Consider the special block matrix
$$A = \begin{pmatrix} T & l \\l^*& S \end{pmatrix},$$ where we assume that each entry is invertible and $l$ and $l^*$ denote a scalar (and its complex conjugate) times the identity, whereas $T$ and $S$ are full matrices of equal size.
Is there a simple formula for the matrix inverse $A^{-1}?$ I am aware there are general formulas for block matrix inverses, but I thought in this case, things should simplify?

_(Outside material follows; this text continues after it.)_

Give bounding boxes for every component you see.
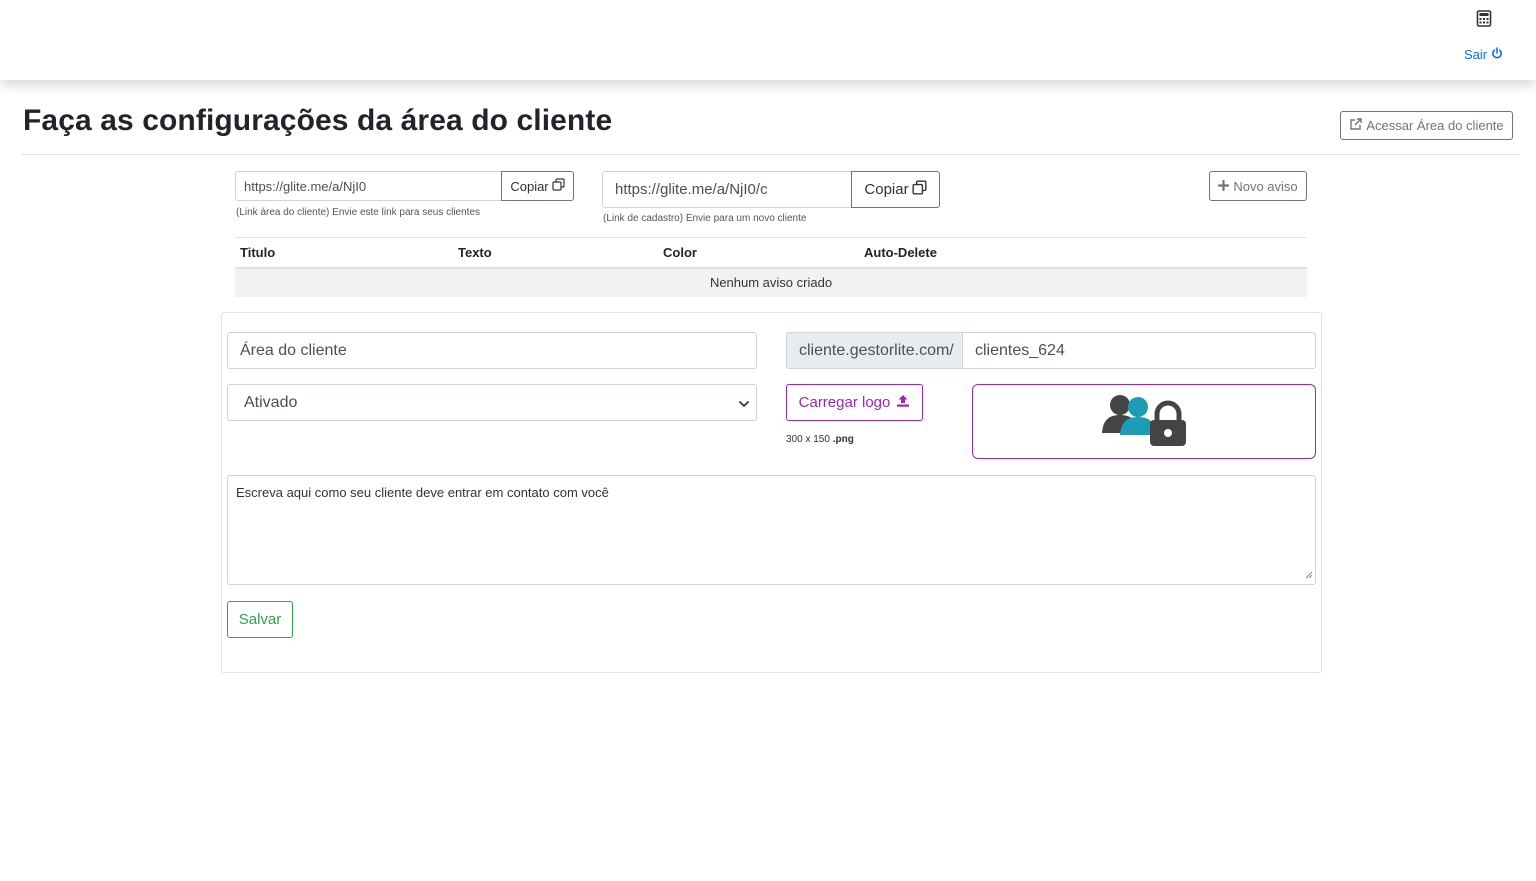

Please let me know if you have any questions.
Best Answer
Applying the block-inversion formula linked in the comments, we have $$ \pmatrix{\mathbf{A}^{-1}+\mathbf{A}^{-1}\mathbf{B}(\mathbf{D}-\mathbf{CA}^{-1}\mathbf{B})^{-1}\mathbf{CA}^{-1} & -\mathbf{A}^{-1}\mathbf{B}(\mathbf{D}-\mathbf{CA}^{-1}\mathbf{B})^{-1} \\ -(\mathbf{D}-\mathbf{CA}^{-1}\mathbf{B})^{-1}\mathbf{CA}^{-1} & (\mathbf{D}-\mathbf{CA}^{-1}\mathbf{B})^{-1}} = \\ \pmatrix{T^{-1}+|l|^2T^{-1}(S-|l|^2T^{-1})^{-1}T^{-1} & -l\,T^{-1}(S-|l|^2 T^{-1})^{-1} \\ -l^*(S-|l|^2 T^{-1})^{-1}T^{-1} & (S-|l|^2T^{-1})^{-1}} = \\ \pmatrix{T^{-1}[1+|l|^2(TS-|l|^2)^{-1}] & -l\,(ST-|l|^2 )^{-1} \\ -l^*(TS-|l|^2 )^{-1} & T(ST-|l|^2)^{-1}} $$